En apenas veinte metros cuadrados se concentra todo: hedor, suciedad, harapos, agujeros en el suelo, paredes sucias y descascarilladas, y mirando al techo vemos una chapa llena de agujeros por los que entra agua cuando llueve, mantenida sobre unos palos de los que cuelga una mosquitera sucia y llena de agujeros. Al lado de ésta, un ventanuco ilumina la estancia durante apenas media hora al día, y que sirve de ventilación de veinte metros cuadrados. Aquí es donde pasan los años unos cuarenta niños desde los cuatro o cinco años de edad hasta los dieciséis. Y es que no es una excepción en Senegal esta daara (escuela coránica), lo menos habitual es la daara donde pueden estudiar dignamente y salir adelante.

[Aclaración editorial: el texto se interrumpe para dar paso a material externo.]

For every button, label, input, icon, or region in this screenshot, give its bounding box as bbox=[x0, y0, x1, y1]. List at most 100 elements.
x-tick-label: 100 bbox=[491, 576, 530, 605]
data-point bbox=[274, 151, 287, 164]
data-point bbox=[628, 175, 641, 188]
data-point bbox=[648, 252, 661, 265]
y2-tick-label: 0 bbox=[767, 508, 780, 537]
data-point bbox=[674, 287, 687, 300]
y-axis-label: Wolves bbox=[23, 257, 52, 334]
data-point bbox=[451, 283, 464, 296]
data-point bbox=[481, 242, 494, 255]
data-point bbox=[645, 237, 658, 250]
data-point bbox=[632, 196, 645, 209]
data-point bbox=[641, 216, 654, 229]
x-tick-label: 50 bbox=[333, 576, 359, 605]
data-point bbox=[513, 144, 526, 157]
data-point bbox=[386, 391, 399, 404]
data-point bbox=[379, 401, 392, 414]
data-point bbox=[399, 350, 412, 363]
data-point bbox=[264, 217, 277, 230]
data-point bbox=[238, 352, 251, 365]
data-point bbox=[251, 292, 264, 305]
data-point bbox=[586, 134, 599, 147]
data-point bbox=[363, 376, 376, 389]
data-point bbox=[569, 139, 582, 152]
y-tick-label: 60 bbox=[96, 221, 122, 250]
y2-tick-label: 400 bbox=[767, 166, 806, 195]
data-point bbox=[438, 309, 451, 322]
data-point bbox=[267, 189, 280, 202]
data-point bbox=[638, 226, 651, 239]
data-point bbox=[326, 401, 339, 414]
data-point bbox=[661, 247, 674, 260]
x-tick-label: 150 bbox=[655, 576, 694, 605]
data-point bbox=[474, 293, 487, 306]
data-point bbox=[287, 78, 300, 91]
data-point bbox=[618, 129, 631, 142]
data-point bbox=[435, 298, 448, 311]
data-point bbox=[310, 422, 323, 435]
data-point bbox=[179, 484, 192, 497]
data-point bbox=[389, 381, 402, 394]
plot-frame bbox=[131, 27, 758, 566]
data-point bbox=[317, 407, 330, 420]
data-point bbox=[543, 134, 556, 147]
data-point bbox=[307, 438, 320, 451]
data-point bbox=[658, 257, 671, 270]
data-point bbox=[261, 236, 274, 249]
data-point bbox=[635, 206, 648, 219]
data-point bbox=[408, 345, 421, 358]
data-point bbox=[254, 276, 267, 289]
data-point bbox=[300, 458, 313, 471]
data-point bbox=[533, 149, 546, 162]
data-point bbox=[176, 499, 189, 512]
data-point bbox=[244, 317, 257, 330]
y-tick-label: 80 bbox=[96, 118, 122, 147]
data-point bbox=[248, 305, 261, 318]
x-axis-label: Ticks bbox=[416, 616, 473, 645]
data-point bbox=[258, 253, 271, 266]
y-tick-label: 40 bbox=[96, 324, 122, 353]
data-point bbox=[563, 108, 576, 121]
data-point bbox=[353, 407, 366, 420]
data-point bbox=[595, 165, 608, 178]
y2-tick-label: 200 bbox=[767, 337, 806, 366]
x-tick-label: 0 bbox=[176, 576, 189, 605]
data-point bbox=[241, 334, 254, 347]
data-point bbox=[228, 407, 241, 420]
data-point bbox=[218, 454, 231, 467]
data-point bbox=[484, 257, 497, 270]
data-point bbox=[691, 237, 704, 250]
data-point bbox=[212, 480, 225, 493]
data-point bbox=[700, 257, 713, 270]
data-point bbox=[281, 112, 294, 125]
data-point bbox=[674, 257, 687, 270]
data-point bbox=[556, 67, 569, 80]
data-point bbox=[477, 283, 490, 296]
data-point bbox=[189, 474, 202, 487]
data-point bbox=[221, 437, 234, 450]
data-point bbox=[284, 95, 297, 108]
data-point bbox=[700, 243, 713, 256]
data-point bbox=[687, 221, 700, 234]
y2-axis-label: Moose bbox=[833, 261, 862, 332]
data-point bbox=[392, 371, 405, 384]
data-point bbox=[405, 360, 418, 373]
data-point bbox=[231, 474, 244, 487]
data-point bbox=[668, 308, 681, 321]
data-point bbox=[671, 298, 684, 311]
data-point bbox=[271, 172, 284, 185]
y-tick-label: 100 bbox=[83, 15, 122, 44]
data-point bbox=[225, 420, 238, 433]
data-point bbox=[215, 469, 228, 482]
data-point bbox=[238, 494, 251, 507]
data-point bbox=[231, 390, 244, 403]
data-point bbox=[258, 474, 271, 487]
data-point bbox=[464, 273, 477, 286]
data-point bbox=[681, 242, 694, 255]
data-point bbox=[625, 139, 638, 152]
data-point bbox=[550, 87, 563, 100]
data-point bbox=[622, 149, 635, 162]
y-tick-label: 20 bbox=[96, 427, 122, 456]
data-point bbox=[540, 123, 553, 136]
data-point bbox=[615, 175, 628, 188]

A tan solo cuatro horas de avión de aquí nos encontramos con unos doscientos mil niños talibés de los que tan solo nos acordamos de su infancia cuando a los veinte años consiguen subir a una patera y llegar a España jugándose la vida, pero es que no tienen nada que perder. Doscientos mil niños sufriendo todo tipo de vejaciones durante toda su infancia y que alguno de ellos acaba vendiendo su cuerpo a una persona de color naranja y llena de pecas en un complejo turístico a cambio de un móvil o algo de alcohol. Si alguno de ellos tiene suerte puede llegar a ser ayudante del Marabú (líder espiritual) que le enseñó a rezar. Y es que aquello es un polvorín, es todo un enjambre de personas a las que no se les da ninguna formación de ningún tipo prácticamente, y que los gobiernos de turno hacen lo que quieren con ellos. Ya no se acuerdan de ellos ni para experimentar con la vacuna de la malaria. Una vacuna en fase de prueba. No sé cuál es el motivo por el cual no se ha incluido este país en la vacunación, pero los niños de las daaras son los olvidados de este mundo. No tienen recursos de ningún tipo. A muchos de ellos se les puede ver las huellas que deja la malaria en sus ojos amarillos. Luego vendrán aquí, y cuando los vemos buscando en los contenedores nos dan pena.